I have to prove that the intersection of a collection of compact sets is compact

This is what I have so far:
Each set in the collection is compact, thus each set is closed and bounded.
Each set is bounded if it is bounded above and below (i.e. there exists a B in R such that x <= B for every x in the set. There is an L in R such that x >= L for every x in the set.

Let Bj be the upper bound for each set j =1,...,n. Choose max (B1,B2,... Bj) =b. Thus, this b is the least upper bound of the collection of compact sets. Let Lj be the lower bound for each set j =1,...., n. Choose min (L1, L2,....Lj) =l. Then, l is the greatest lower bound of the collection of compact sets. Since the collection is bounded above and below, it is bounded.

Since each set in the collection is compact, each set is closed. Thus, the intersection of the collection of sets must be closed as well.

Since the intersection of the collection of compact sets is both closed and bounded, then the intersection is compact

what do you think?
• Feb 28th 2010, 02:01 PM
southprkfan1
Everything you said is true only if you are dealing with the space R^m, where m is finite.

If you are dealing in infinite dimensional spaces (R^inf) or other spaces entirely (eg the set of continuous functions) then the closed and bounded condition is no longer sufficient.
• Feb 28th 2010, 02:58 PM
Plato
Quote:

Originally Posted by inthequestofproofs
I have to prove that the intersection of a collection of compact sets is compact
Since each set in the collection is compact, each set is closed. Thus, the intersection of the collection of sets must be closed as well.

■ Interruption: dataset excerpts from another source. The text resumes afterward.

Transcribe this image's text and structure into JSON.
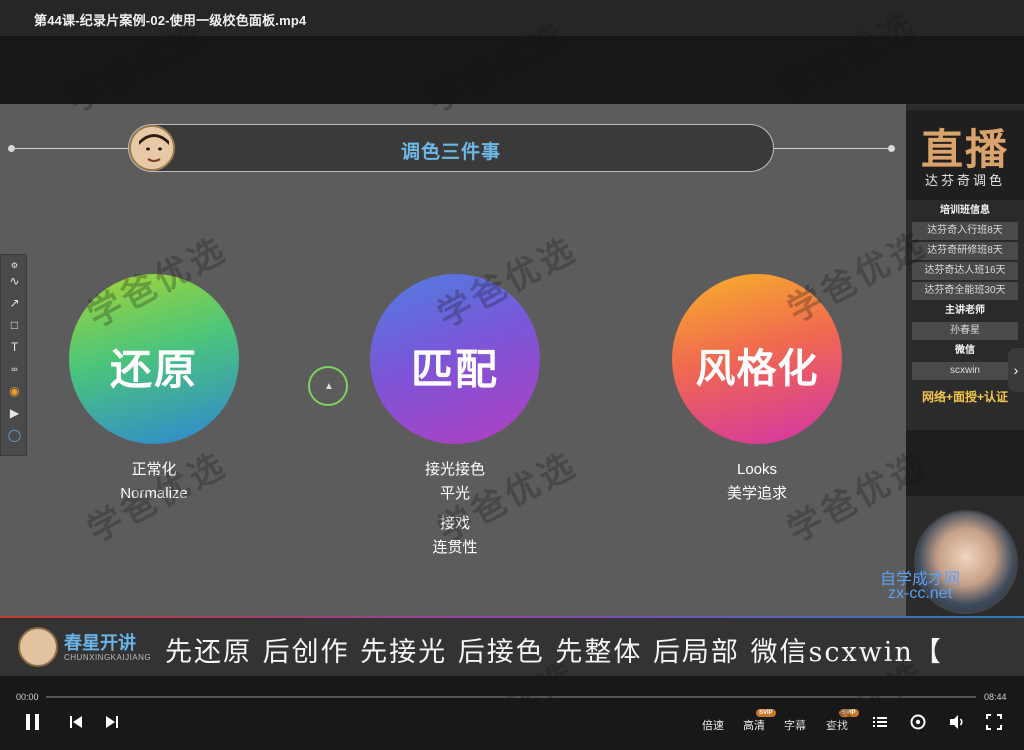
{
  "window": {
    "title": "第44课-纪录片案例-02-使用一级校色面板.mp4"
  },
  "slide": {
    "title": "调色三件事",
    "items": [
      {
        "heading": "还原",
        "lines": [
          "正常化",
          "Normalize"
        ]
      },
      {
        "heading": "匹配",
        "lines": [
          "接光接色",
          "平光"
        ],
        "extra": [
          "接戏",
          "连贯性"
        ]
      },
      {
        "heading": "风格化",
        "lines": [
          "Looks",
          "美学追求"
        ]
      }
    ],
    "tool_icons": [
      "settings-icon",
      "lasso-icon",
      "arrow-icon",
      "rectangle-icon",
      "text-icon",
      "link-icon",
      "color-wheel-icon",
      "play-icon",
      "circle-tool-icon"
    ]
  },
  "live_panel": {
    "big": "直播",
    "small": "达芬奇调色",
    "training_header": "培训班信息",
    "courses": [
      "达芬奇入行班8天",
      "达芬奇研修班8天",
      "达芬奇达人班16天",
      "达芬奇全能班30天"
    ],
    "teacher_header": "主讲老师",
    "teacher": "孙春星",
    "wechat_header": "微信",
    "wechat": "scxwin",
    "footer": "网络+面授+认证"
  },
  "watermark": {
    "line1": "自学成才网",
    "line2": "zx-cc.net",
    "repeat": "学爸优选"
  },
  "ticker": {
    "brand": "春星开讲",
    "brand_en": "CHUNXINGKAIJIANG",
    "message": "先还原 后创作 先接光 后接色 先整体 后局部 微信scxwin【"
  },
  "player": {
    "current_time": "00:00",
    "total_time": "08:44",
    "progress": 0.0,
    "speed_label": "倍速",
    "quality_label": "高清",
    "subtitle_label": "字幕",
    "search_label": "查找",
    "svip_badge": "SVIP"
  },
  "colors": {
    "title_blue": "#6fb8e6",
    "footer_yellow": "#f3c64a",
    "live_gold": "#d9a36b"
  }
}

As has been pointed out, you must be careful about the nature of the space.
But the intersection of closed subsets is closed. Call it ${M}$.
Say that $\mathcal{O}$ is a collection of open sets that cover $M$.
Because $M$ is closed then its complement $M^c$ is open.
Now define $\mathcal{O}^*=\mathcal{O}\cup \{M^c\}$.
Is it true that $\mathcal{O}^*$ an open cover of any compact set in the original collection?
Now can you finish?